Feel Trapped at Work? Researchers Create Virtual Sky for Office Workers
Sitting at your desk at work, looking up, all you might notice is a flat, offwhite panel with holes in it. Looking behind you, you may notice a wall, and looking across the room, you may notice that the only window is what seems like miles away, and just so happens to have a shade pulled over it. Feel trapped? Never fear, the Fraunhofer Institute for Industrial Engineering is here. Emulating why cool college teachers have been taking their students to the chemistry green for ages, the German researchers have created a ceiling with fluctuating lighting that acts as a virtual sky, simulating the light patterns and cloud cover that one may see if they can ever get a seat by that window with the shade.
Replacing one’s entire ceiling with fluctuating light that resembles the real, live outside world doesn’t come cheap, and Fraunhofer makes the system available for around $1,300 per square yard.
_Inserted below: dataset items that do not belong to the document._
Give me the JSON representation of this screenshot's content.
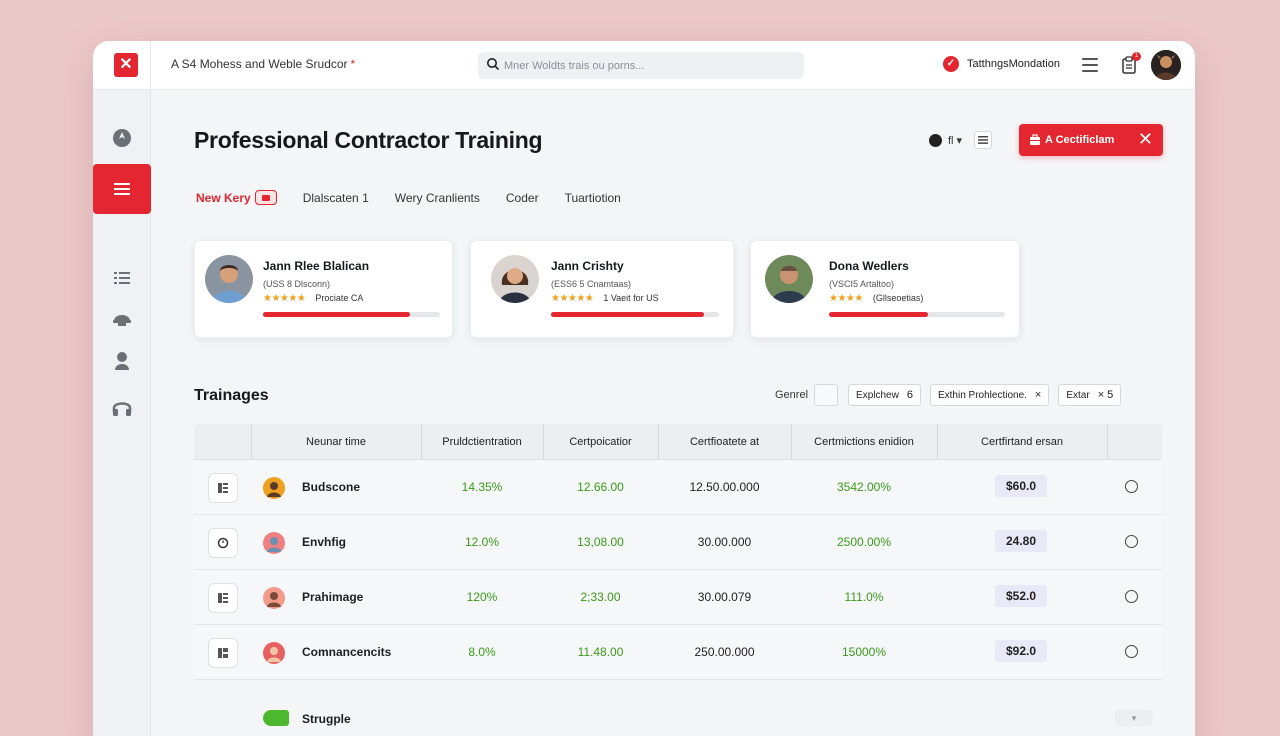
{
  "topbar": {
    "app_title": "A S4 Mohess and Weble Srudcor",
    "title_mark": "*",
    "search_placeholder": "Mner Woldts trais ou porns...",
    "status_label": "TatthngsMondation",
    "notification_count": "1"
  },
  "sidebar": {
    "items": [
      {
        "name": "compass",
        "active": false
      },
      {
        "name": "menu",
        "active": true
      },
      {
        "name": "list",
        "active": false
      },
      {
        "name": "helmet",
        "active": false
      },
      {
        "name": "person",
        "active": false
      },
      {
        "name": "headset",
        "active": false
      }
    ]
  },
  "page": {
    "title": "Professional Contractor Training",
    "lang_label": "fl",
    "cert_button_label": "A Cectificlam"
  },
  "tabs": [
    {
      "label": "New Kery",
      "active": true
    },
    {
      "label": "Dlalscaten 1",
      "active": false
    },
    {
      "label": "Wery Cranlients",
      "active": false
    },
    {
      "label": "Coder",
      "active": false
    },
    {
      "label": "Tuartiotion",
      "active": false
    }
  ],
  "cards": [
    {
      "name": "Jann Rlee Blalican",
      "role": "(USS 8 Dlsconn)",
      "stars": "★★★★★",
      "meta": "Prociate CA",
      "progress": 0.83
    },
    {
      "name": "Jann Crishty",
      "role": "(ESS6 5 Cnamtaas)",
      "stars": "★★★★★",
      "meta": "1 Vaeit for US",
      "progress": 0.91
    },
    {
      "name": "Dona Wedlers",
      "role": "(VSCI5 Artaltoo)",
      "stars": "★★★★",
      "meta": "(Gllseoetias)",
      "progress": 0.56
    }
  ],
  "trainages": {
    "title": "Trainages",
    "general_label": "Genrel",
    "chips": [
      {
        "label": "Explchew",
        "suffix": "6"
      },
      {
        "label": "Exthin Prohlectione.",
        "suffix": "×"
      },
      {
        "label": "Extar",
        "suffix": "×  5"
      }
    ],
    "columns": [
      "Neunar time",
      "Pruldctientration",
      "Certpoicatior",
      "Certfioatete at",
      "Certmictions enidion",
      "Certfirtand ersan"
    ],
    "rows": [
      {
        "name": "Budscone",
        "c1": "14.35%",
        "c2": "12.66.00",
        "c3": "12.50.00.000",
        "c4": "3542.00%",
        "amount": "$60.0",
        "dot": "#f0a020"
      },
      {
        "name": "Envhfig",
        "c1": "12.0%",
        "c2": "13,08.00",
        "c3": "30.00.000",
        "c4": "2500.00%",
        "amount": "24.80",
        "dot": "#f08080"
      },
      {
        "name": "Prahimage",
        "c1": "120%",
        "c2": "2;33.00",
        "c3": "30.00.079",
        "c4": "111.0%",
        "amount": "$52.0",
        "dot": "#f49a8a"
      },
      {
        "name": "Comnancencits",
        "c1": "8.0%",
        "c2": "11.48.00",
        "c3": "250.00.000",
        "c4": "15000%",
        "amount": "$92.0",
        "dot": "#e86060"
      }
    ],
    "extra_row": {
      "name": "Strugple"
    }
  },
  "colors": {
    "accent": "#e3262f",
    "positive": "#3a9b1a",
    "background": "#ecc9c9"
  }
}
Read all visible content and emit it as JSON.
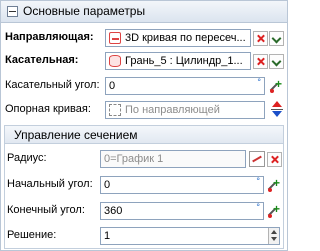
{
  "header": {
    "title": "Основные параметры"
  },
  "rows": {
    "guide": {
      "label": "Направляющая:",
      "value": "3D кривая по пересеч..."
    },
    "tangent": {
      "label": "Касательная:",
      "value": "Грань_5 : Цилиндр_1..."
    },
    "tangent_angle": {
      "label": "Касательный угол:",
      "value": "0",
      "unit": "°"
    },
    "ref_curve": {
      "label": "Опорная кривая:",
      "value": "По направляющей"
    }
  },
  "section": {
    "title": "Управление сечением",
    "radius": {
      "label": "Радиус:",
      "value": "0=График 1"
    },
    "start_angle": {
      "label": "Начальный угол:",
      "value": "0",
      "unit": "°"
    },
    "end_angle": {
      "label": "Конечный угол:",
      "value": "360",
      "unit": "°"
    },
    "solution": {
      "label": "Решение:",
      "value": "1"
    }
  }
}
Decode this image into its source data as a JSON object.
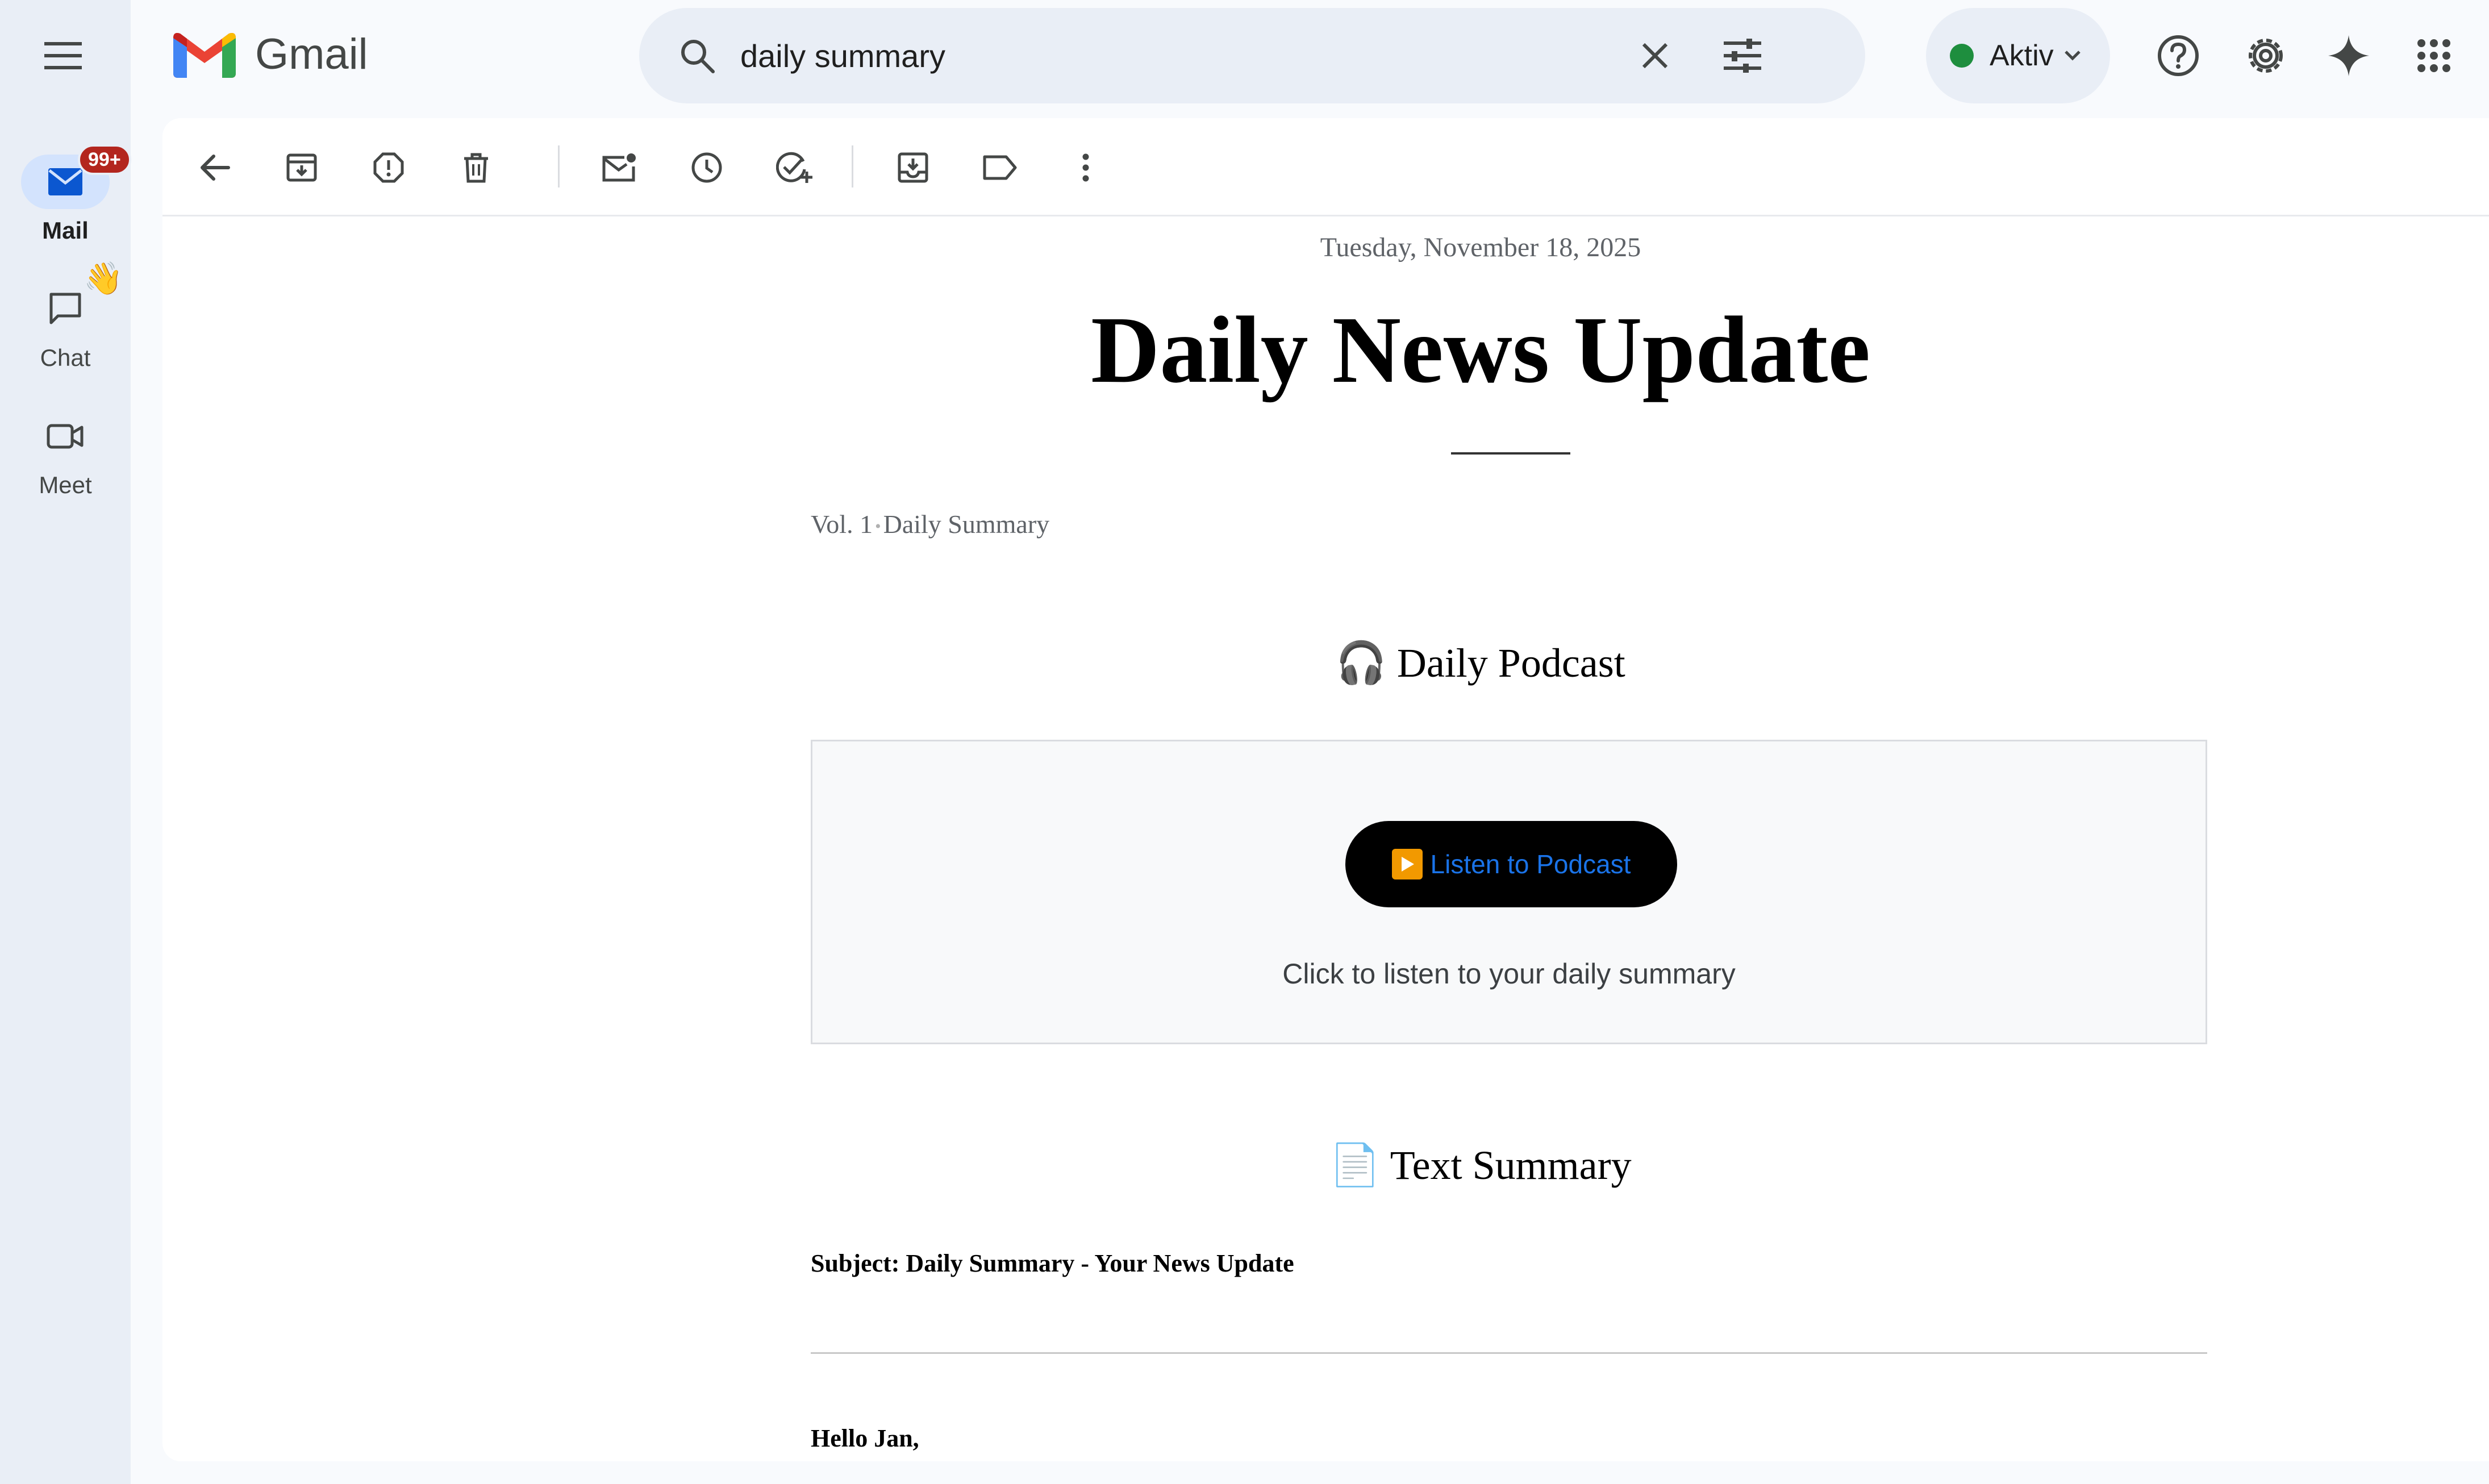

The researchers did find, through a study, that 80% of workers would rather work under the virtual sky than some regular office lighting, so if creating a happy employee atmosphere whatever the cost is something an office manager aims to do, buying a sky might seem like a good move.
The ceiling is made with 20-inch-by-20-inch tiles, each of which contains a board with 288 LEDs, and the boards are covered with matte white diffuser film so the lights blend together to better simulate a real sky, rather than create some kind of pixelated fake sky reminiscent of old first-person shooters.
The researchers rightly felt that having a huge overhead light-ceiling that fluctuates intensity all the time would be distracting, which tends to happen in the real outside world whenever a cloud passes under the sun, so they instead opted for gentle fluctuations in the light change.
If that $1,300 price tag isn’t too promising, Fraunhofer did say that the price should drop the more the units are produced, which is good, but people have to be purchasing the units in order to warrant more production, which isn’t so good. Either way, though, working under a virtual sky instead of fluorescent lighting sounds like an office endeavor worth pursuing.